Most doctors are clinicians-that is they treat patients rather than solely participate in research. There are to be sure extensively researched guidelines for how to treat certain conditions. Yet, what these guidelines fail to recognize, is that experience- or if you will, a sixth sense of what is going on, often trumps the guidelines.

The other day I was working the emergency room when a patient arrived with symptoms of a urinary infection. He had right sided flank pain and burning on urination. He had in fact been seen by another physician, who had diagnosed him with a kidney infection and sent him home on antibiotics.  All fine and good, because that is what the guidelines call for-yet there was something amiss. His pain was severe and kidney infections usually don’t cause severe pain. A kidney stone with a urinary infection could, so I ordered a scan of his belly. The findings were a rather large tumor in his left kidney, but no stone.  Although a kidney tumor was not my first choice, it was on my list of possibilities.

Had I simply followed the guidelines, I might have missed that diagnosis. In this case, it would have most likely resulted in a delay rather than significant harm to the patient. Still, I have had many other cases, where I have followed my gut feeling rather than just research derived guidelines and have saved the patient’s life.

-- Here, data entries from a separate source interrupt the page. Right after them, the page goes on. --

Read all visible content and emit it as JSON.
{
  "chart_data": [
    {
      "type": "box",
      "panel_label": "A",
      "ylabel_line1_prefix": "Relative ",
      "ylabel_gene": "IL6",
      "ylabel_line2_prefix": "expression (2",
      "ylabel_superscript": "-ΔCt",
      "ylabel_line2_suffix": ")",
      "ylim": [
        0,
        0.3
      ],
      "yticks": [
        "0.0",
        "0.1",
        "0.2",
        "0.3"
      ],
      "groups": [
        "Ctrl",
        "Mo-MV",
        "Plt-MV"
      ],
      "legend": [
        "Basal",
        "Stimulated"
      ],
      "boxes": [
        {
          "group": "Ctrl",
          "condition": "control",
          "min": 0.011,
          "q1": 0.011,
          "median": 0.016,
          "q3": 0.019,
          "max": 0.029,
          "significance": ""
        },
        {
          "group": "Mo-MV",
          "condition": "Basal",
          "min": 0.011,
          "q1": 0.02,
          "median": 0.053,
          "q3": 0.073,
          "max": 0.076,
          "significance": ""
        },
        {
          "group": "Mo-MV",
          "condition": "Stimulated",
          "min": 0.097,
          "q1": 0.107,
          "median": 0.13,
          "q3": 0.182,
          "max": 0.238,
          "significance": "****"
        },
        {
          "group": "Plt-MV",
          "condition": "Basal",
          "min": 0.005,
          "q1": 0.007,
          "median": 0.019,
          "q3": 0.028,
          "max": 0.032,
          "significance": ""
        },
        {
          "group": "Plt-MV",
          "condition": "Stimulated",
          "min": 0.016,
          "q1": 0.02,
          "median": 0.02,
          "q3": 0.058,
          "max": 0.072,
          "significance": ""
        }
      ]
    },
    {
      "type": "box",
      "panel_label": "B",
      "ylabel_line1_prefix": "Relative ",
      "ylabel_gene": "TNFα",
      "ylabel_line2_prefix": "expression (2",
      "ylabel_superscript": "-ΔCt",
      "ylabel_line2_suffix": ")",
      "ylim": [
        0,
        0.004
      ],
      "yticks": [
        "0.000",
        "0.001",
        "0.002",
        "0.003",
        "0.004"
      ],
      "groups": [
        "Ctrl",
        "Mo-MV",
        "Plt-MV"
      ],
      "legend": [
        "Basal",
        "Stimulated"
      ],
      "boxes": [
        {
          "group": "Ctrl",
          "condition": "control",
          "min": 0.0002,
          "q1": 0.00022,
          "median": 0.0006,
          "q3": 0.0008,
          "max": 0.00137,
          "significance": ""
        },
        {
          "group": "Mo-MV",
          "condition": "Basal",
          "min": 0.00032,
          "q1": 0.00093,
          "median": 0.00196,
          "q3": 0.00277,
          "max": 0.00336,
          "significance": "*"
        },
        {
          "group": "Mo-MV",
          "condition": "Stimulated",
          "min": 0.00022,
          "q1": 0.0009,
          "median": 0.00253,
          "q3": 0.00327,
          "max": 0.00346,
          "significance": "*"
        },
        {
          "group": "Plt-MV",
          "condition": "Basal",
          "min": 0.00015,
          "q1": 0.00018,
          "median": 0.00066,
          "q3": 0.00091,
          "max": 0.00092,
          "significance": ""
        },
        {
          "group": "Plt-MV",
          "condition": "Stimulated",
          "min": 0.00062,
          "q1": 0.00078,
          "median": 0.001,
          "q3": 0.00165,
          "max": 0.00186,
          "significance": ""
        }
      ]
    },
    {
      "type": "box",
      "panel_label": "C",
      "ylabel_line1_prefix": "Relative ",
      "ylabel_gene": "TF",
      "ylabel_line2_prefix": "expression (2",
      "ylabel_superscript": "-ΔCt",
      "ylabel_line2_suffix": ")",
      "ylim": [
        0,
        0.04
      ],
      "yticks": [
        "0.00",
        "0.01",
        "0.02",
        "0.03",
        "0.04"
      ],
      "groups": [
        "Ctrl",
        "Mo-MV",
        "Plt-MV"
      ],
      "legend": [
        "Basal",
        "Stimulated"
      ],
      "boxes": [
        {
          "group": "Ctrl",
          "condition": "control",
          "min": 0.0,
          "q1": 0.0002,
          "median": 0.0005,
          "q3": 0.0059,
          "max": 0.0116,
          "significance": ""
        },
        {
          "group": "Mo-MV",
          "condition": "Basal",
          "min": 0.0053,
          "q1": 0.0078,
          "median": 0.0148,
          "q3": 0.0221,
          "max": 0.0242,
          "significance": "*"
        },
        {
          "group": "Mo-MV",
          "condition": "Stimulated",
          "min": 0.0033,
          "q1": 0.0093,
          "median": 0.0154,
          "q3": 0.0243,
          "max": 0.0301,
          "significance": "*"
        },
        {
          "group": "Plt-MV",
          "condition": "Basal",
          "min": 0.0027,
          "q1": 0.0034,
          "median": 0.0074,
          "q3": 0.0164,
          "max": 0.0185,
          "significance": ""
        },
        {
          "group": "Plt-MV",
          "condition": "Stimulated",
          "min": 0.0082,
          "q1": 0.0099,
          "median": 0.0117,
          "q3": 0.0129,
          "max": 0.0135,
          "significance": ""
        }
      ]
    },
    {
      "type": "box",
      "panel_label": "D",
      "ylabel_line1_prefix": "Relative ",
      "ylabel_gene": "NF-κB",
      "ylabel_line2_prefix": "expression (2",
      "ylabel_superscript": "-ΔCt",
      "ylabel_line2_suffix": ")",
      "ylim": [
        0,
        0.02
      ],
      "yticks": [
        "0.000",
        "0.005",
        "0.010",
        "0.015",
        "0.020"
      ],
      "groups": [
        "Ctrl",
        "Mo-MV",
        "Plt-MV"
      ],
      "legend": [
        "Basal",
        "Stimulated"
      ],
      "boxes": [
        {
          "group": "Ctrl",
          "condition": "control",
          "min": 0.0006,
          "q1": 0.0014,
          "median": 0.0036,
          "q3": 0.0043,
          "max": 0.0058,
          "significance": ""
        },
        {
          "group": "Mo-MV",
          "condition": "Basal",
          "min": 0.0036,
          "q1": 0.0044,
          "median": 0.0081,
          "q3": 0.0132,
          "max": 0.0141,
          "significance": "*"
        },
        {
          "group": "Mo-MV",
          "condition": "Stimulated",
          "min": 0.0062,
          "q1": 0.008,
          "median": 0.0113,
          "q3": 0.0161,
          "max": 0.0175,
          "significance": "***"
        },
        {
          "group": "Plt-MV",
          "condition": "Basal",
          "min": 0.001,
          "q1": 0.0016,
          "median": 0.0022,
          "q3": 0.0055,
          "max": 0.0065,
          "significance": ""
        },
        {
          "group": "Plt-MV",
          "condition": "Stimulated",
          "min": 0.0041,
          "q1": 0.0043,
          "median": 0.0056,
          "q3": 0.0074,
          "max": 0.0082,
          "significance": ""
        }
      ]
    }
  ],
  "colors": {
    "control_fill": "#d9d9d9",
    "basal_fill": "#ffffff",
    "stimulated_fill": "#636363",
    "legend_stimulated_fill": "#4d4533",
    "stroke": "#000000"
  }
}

The message here is simple: Science is a great tool for physicians, but cannot replace the knowledge gained by years of experience. Researchers often conduct studies in large university hospitals, where the patient population and the health care providers caring for them are not necessarily the same as in say smaller community based hospitals. Furthermore, what happens in a petri dish does not always translate to what happens in real life. The human body is way too complex to rely on science alone.